Week 3: Cusco – Capital of the Tourists

From Puno we took an eight hour bus to Cusco. I saw the first time railway tracks that really are in use, after hundreds of miles of abandoned tracks and almost missed the bus shopping for chocolate on a stop in a small town. We found a great hostel (Southern Comfort Hostels) with not only hot water but also pressure that makes my own shower in Vienna look old.

Cusco, Peru

Traditions as tourist attractions

Cusco – Capital of the Incas

Cusco, the capital of the ancient Inca empire. Today it is a scenic tourist town full of old buildings, but after our journey there is a bitter taste to this place. The architecture is impressing, the center Place de Armas could be somewhere in Austria with his old churches, arcades and wooden balconies. It’s definitely a place to wander around, but at the same time it is the first place where the ‘traditional’ Peruvians have been pushed to the side. While in all the other places we have been there where (mainly) woman in their own traditional clothes, colorful and tapped with a bowler hat, taking a prominent place (and it didn’t seem like it was just for tourists) they appear in the Cusco of tourists and shops only as spectators pressed against the walls of fancy shops. I’m really not sure what to do with this city.

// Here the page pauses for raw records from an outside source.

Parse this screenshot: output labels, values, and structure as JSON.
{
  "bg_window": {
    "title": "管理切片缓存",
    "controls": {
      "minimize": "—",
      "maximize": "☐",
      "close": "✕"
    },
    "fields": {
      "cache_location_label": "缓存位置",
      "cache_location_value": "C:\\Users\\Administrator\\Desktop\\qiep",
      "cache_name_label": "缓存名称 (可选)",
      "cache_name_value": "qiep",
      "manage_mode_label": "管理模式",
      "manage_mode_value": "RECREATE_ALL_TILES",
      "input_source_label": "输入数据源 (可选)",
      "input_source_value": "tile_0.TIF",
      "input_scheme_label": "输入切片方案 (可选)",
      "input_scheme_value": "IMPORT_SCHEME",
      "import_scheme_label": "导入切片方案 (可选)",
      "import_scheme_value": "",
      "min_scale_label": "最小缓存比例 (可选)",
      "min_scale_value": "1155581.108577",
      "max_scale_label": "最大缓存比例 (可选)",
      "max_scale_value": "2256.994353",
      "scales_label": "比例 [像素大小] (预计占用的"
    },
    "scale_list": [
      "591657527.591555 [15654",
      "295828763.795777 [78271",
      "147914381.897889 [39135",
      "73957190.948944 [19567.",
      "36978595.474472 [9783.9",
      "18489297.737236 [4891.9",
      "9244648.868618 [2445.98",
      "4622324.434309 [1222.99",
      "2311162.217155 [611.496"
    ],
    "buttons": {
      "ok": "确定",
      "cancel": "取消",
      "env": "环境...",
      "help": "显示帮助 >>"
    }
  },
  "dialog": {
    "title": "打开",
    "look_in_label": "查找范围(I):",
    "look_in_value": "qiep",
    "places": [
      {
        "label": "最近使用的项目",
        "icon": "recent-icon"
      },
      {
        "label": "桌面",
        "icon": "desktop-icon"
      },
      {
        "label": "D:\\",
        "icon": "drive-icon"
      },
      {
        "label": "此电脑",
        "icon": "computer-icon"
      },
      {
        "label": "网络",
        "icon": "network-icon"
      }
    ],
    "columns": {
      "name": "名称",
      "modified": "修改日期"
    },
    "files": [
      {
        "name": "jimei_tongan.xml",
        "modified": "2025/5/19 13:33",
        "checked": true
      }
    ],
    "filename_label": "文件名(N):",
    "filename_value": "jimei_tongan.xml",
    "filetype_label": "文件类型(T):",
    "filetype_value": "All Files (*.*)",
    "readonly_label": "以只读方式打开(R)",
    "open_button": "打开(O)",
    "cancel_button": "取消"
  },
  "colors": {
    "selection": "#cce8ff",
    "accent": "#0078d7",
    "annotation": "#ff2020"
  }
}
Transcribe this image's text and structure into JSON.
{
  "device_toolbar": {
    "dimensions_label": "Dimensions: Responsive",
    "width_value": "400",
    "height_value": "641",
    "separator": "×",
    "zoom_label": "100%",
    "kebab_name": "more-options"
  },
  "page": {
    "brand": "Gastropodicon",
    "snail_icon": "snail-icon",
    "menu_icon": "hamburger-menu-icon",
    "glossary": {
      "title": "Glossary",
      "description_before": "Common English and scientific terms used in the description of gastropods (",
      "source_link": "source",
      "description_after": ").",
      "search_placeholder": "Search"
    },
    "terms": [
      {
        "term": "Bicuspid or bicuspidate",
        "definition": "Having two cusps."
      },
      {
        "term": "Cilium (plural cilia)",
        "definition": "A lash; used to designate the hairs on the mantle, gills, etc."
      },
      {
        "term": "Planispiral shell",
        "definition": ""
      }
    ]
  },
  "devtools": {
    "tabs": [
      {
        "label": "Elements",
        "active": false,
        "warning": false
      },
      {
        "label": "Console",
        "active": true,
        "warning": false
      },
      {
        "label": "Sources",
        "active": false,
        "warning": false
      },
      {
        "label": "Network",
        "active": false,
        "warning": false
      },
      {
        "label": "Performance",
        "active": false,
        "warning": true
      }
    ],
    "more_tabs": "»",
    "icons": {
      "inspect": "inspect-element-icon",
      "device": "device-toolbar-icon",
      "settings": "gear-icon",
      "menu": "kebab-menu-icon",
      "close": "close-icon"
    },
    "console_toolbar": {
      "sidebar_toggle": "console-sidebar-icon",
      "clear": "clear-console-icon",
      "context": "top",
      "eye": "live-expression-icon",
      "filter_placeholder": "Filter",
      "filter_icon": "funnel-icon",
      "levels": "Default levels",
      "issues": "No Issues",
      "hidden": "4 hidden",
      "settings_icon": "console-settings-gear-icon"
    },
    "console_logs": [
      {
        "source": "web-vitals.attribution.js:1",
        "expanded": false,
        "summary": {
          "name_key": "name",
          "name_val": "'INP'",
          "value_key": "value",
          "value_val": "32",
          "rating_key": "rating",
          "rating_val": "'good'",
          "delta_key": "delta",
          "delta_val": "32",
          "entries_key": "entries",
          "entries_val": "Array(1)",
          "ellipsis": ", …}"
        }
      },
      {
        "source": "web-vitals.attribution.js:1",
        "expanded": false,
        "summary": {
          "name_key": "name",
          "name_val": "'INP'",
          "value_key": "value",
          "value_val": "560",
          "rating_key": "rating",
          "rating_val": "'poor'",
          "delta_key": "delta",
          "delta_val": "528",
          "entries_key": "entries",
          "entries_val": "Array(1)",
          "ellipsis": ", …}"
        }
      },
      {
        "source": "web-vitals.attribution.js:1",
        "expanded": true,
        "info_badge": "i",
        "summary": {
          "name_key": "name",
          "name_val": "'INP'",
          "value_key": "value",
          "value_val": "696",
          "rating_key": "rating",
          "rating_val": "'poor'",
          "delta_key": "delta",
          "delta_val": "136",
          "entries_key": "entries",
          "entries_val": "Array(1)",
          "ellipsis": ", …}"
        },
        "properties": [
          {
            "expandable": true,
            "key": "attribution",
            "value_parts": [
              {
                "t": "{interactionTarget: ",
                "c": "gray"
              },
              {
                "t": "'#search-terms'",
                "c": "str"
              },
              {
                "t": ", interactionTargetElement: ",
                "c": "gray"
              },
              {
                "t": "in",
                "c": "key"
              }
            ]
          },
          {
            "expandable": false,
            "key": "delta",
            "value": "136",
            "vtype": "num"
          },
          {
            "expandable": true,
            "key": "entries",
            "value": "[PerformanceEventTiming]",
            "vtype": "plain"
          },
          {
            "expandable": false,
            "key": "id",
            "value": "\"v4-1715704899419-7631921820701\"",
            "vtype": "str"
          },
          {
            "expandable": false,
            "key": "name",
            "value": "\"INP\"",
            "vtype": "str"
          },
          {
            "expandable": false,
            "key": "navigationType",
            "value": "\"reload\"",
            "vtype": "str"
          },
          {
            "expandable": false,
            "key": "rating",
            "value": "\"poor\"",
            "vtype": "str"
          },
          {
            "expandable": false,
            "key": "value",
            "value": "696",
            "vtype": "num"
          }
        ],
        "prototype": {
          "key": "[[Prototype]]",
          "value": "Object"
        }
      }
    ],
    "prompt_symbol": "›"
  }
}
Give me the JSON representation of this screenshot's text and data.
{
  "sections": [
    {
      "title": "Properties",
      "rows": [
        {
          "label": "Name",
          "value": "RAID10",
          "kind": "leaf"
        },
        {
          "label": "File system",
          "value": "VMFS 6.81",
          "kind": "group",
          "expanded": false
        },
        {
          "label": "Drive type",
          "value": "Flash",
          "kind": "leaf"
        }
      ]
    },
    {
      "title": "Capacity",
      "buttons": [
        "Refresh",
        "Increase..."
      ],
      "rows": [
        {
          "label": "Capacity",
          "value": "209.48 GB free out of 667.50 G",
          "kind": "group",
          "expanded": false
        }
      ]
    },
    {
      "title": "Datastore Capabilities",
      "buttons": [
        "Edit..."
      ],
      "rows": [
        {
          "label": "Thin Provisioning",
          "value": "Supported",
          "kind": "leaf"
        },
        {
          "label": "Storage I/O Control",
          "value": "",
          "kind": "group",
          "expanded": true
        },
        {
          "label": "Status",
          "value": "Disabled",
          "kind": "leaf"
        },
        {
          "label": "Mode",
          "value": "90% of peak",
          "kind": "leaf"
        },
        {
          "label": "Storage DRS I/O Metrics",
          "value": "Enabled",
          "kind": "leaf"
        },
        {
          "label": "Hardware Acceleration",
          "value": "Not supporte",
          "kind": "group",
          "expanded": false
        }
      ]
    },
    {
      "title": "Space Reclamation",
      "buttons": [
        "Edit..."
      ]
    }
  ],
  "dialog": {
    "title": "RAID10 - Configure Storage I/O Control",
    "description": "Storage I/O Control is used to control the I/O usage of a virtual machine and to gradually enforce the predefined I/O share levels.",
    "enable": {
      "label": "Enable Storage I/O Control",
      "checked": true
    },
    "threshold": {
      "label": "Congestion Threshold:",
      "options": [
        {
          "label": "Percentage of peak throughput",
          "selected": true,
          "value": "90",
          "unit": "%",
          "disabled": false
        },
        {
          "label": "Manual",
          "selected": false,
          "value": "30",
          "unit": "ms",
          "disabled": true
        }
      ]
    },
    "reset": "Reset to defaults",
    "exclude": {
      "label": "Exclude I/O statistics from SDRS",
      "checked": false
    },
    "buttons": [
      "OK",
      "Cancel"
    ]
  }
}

A day after taking this notes I walked around a different part of Cusco. A few minutes walk from the center the tourists get fewer and fewer and finally there markets for everything, food, electronics, clothes, that offer the same things as in the city but at much lower prices… always a good sign. So it’s not all of Cuszo but the center that is tourist land.

Cusco, Peru

Coricancha, once Inca temple then monastery

To prepare for Machu Picchu we visited two museums in the center. The first one was in the old main temple of the Incas, the Coricancha Temple, which the brutal conquistador Francisco Pizarro gave to his brother who later donated it to the Dominicans. They still own it today, rebuild it to fit in a catholic church and run the museum. This results in a total belittlement of Spanish-Catholic atrocities. The famous story of Pizarro capturing the Inca king Atahualpa and demanding huge amounts of gold as ransom, which were stripped from the walls of the temple by the Inca, and then killing him anyway sounds like something like this: “The walls were decorated with gold that was mostly taken off by the Spanish conquerors.” Most of the museum is dedicated to Catholicism and the biggest room features local paintings of Jesus & Co.

The little information about the Incas sparked our interest and so we went on to the next Museum. The promising named Inca Museum is located in a beautiful Spanish building with a big courtyard, once the palace of a Spanish Admiral and contains tons of Inca and Pre-Inca artifacts, often unfortunately labeled in Spanish only. It still was interesting and I will do some more reading on the topic, as I don’t agree with the US-tourist declaring “Now I feel like I know everything I wanna know about the Incas” when leaving the museum.

To read up on the topic I strongly recommend The Incas. The Royal Commentaries of the Inca Garcilaso de la Vega. Keeping in mind the personal history of the author (“The son of an Inca princess and a Spanish conqistador was a convert to Catholicism.”) it offers you a compelling insight into this great culture.